The publication is a collaboration between Ishani Chatterjee, Jennifer Carniel, Kaan Hiçyılmaz, with the clients, social workers, employees and management team of GGzE.
'Activating Boundaries’ takes the form of an open publication that continues a conversation with its reader in a hope to inquire through different lenses the conceptual notion of ‘boundaries’. The project situates itself at De Grote Beek where the first thoughts, questions and notions of space, its restrictions and its invitations, both physical and psychological are discussed through a multitude of perspectives and provocations. This growing network of exchange aims to create an open dialogue amongst those associated with GGzE where ‘reflections’ play a vital role in analyzing the past, coming together in the present and anticipating an actively progressing future.
​
​
Through this adapted methodology of conversations, an amalgam of different perspectives starts to take shape, where notes on various subjects from several discussions are explored to a point of ‘frictions’. The deconstruction of broader theories in the context of mental health begins with the evolution of the materialization of these boundaries via fences through the past 100 years of the GGzE. As we progress, navigating across ideas of public and private, outside and inside, client and citizen, this dialogue opens up an avenue of actants, with the three of us seen in the role of activators.


Images from the archive of GGzE, showing the fences surrounding the buildings on De Grote Beek estate. (Dates unknown)

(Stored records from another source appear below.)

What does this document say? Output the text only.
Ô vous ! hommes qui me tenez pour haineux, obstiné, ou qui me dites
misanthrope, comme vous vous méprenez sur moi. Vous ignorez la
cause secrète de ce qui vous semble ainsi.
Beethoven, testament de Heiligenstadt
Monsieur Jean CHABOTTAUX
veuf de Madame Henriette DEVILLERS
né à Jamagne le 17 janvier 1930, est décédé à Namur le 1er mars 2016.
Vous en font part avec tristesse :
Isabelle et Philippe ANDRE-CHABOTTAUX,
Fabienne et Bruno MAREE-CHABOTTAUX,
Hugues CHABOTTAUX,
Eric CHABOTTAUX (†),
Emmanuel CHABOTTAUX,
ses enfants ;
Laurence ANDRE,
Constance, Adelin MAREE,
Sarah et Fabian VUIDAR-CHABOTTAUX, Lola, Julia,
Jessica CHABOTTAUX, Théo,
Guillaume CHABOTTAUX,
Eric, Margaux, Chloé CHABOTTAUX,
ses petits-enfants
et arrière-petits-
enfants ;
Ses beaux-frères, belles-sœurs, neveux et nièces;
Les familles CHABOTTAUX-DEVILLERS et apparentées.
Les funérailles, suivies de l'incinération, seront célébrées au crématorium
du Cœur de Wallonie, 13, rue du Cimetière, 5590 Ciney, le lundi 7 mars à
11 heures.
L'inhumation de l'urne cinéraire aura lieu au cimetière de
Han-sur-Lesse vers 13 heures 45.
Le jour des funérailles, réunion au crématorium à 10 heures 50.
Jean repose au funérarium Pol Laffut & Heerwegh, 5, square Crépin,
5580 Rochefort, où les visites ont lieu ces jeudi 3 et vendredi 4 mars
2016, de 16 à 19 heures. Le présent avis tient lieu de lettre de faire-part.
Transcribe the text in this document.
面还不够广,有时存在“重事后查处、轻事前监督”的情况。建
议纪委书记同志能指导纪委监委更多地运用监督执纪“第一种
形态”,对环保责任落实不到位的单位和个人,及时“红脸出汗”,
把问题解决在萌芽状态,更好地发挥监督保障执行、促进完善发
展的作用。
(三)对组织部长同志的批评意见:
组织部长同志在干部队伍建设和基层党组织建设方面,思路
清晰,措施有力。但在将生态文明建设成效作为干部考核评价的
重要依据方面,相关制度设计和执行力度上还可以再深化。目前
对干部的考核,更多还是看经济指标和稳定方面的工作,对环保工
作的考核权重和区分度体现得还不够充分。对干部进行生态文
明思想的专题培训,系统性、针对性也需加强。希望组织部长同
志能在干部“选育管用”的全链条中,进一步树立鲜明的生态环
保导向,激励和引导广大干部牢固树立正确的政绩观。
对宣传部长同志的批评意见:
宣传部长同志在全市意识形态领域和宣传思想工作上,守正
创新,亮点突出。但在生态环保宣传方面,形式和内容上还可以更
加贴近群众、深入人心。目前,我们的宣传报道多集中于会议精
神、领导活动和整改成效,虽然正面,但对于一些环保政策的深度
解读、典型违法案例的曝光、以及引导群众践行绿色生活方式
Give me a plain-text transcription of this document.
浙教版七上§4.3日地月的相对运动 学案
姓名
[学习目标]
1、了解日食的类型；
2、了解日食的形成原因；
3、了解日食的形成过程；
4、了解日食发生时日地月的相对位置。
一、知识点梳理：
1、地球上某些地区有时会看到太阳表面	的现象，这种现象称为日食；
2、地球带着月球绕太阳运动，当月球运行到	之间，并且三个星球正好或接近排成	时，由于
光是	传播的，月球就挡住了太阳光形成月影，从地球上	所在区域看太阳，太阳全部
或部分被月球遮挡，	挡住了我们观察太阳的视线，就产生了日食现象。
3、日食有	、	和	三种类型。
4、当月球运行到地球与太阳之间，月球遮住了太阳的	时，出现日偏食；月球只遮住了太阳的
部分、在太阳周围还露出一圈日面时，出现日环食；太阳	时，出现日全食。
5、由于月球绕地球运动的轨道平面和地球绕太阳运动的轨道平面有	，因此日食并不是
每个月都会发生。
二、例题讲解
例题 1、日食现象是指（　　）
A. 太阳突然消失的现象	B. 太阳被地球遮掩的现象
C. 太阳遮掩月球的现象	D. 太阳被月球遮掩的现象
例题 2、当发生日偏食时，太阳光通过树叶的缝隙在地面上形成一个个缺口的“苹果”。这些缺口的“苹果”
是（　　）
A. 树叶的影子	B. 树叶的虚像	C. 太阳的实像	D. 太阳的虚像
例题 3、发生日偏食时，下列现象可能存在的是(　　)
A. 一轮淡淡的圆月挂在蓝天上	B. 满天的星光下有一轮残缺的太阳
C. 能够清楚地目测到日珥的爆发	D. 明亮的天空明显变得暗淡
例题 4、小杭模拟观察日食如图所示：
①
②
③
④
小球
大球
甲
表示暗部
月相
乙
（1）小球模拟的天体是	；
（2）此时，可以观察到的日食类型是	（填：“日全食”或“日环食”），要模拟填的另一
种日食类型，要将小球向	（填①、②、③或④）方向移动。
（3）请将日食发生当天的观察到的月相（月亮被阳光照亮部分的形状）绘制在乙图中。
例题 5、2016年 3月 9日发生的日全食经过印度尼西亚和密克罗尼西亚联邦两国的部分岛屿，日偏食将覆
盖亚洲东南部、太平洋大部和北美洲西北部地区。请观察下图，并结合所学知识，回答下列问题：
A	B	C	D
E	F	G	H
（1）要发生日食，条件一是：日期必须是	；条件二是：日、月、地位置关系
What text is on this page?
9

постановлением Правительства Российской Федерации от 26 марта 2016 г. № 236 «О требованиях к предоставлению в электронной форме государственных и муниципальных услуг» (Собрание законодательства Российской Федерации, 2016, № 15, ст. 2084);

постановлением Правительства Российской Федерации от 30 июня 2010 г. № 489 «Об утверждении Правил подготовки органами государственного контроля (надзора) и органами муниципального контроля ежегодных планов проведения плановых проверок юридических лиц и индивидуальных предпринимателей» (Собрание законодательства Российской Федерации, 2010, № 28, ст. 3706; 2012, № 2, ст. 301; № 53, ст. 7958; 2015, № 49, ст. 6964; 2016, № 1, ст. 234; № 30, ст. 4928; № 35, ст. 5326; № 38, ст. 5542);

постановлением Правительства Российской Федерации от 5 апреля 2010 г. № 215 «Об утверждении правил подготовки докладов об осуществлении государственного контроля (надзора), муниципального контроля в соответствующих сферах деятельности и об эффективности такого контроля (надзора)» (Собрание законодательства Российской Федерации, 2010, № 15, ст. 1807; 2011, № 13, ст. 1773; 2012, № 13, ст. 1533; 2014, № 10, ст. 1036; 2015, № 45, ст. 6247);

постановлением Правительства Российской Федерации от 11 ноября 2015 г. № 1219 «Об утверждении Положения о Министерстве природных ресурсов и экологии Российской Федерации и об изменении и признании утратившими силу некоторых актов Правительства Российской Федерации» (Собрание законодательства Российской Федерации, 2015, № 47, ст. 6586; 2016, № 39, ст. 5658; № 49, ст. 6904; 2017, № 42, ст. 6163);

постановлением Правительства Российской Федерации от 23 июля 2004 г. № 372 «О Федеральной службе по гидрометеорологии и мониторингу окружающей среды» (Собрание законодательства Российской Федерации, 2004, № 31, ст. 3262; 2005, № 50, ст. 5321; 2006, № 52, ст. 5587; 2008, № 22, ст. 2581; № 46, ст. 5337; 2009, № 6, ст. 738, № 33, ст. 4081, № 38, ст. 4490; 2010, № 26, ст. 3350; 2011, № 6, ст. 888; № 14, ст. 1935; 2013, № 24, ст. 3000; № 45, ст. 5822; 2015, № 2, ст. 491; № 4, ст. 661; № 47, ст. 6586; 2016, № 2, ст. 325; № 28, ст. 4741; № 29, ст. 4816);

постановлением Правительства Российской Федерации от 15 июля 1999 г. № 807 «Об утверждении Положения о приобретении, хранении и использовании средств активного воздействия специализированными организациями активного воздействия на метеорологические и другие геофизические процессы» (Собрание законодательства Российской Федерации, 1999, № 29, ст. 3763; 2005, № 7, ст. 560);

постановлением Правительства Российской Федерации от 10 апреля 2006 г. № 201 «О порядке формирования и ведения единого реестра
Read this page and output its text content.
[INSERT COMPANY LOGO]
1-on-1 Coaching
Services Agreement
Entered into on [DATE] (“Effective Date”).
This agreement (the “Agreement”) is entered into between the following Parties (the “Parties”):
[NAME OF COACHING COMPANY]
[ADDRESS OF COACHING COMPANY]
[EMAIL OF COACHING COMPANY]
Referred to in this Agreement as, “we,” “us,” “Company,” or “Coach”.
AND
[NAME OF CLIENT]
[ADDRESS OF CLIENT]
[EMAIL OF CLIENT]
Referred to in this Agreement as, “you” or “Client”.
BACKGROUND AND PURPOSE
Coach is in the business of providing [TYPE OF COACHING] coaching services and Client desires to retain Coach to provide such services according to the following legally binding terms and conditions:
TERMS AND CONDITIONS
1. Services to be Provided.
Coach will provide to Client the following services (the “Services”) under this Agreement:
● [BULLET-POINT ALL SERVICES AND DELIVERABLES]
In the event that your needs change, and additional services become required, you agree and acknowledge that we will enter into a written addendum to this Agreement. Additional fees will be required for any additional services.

In the course of the project, along with the actants, a community is shaped that provides us with a position of drawing out points of friction when conversing with them. Transversing our dialogues, these aforementioned points expect to critically analyze the systemic changes in a mental health institution. Though this community of conversations limit themselves at a point, the idea of the ‘open publication’ is to disregard the limitations of exclusion, so the growing web of perspectives can keep enhancing the decisions undertaken at De Grote Beek and eventually find a place for the application of this methodology in the context of mental health as a whole.
​
​
An inquiry through the 100 years of GGzE paved a route of insights that evolved with the process but did not confine only to those participating in the landscape of mental health everyday, but also questioned the role of designers as activators towards inviting mental health institutions to reflect and converse. Is ‘being public’ a notion, an invitation or a restriction? Can the ‘affect’ of a boundary act as a reflection, a division or an invitation? Is ‘stigma’ a term and an emotion only from beyond or also from within? Can the involvement of the clients in the engagement process help navigate the planning?